Saat membuka rapat kerja tersebut Menteri Kesehatan Endang Rahayu Sedyaningsih juga meminta peserta menuntaskan pembahasan mengenai pembagian peran antara pusat dan daerah dalam pembangunan kesehatan yang dalam waktu dekat ditujukan untuk mencapai target Tujuan Pembangunan Milenium (MDGs).

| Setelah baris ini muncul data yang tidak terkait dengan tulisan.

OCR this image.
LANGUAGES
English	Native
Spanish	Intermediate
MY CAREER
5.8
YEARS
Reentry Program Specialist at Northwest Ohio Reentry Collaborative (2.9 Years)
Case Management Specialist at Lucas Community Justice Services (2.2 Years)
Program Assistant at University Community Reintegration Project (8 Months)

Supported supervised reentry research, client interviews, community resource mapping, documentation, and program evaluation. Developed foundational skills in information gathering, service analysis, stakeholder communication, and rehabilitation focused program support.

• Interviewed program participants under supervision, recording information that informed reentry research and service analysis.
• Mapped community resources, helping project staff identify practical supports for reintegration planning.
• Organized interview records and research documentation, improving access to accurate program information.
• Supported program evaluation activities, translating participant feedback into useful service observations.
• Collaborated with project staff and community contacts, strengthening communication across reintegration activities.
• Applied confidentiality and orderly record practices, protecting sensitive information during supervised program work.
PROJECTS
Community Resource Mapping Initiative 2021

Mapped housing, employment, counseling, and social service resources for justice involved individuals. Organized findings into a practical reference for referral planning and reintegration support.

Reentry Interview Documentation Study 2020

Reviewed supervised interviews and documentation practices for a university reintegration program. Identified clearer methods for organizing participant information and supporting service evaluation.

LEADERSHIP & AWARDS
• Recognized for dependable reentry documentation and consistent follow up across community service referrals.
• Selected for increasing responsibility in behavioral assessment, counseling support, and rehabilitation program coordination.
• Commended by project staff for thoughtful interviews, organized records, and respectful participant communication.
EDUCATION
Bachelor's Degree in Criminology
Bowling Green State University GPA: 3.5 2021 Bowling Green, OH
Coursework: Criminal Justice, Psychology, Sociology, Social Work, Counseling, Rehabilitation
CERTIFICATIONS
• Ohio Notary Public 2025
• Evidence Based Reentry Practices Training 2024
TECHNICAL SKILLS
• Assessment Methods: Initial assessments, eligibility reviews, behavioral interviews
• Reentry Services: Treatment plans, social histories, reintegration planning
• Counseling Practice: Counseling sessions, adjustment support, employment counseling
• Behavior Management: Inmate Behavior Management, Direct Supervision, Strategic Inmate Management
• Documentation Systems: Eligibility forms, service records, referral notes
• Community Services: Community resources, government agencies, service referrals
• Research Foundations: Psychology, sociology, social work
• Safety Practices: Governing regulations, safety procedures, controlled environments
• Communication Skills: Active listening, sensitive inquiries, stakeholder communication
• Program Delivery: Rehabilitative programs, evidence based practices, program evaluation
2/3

"Idealnya memang kita semua harus berbagi peran untuk mencapainya, antara urusan di tingkat pusat, provinsi, kabupaten/kota bahkan hingga sampai pada tingkatan eksekutornya," kata Endang.

Dia mengatakan pemerintah pusat dan daerah juga harus menyelaraskan langkah untuk mencapai target bersama dalam MDGs.

Now that wasn't hard at all, was it? And you've earned a wealth of knowledge, just from taking some time to study an expert's word on news.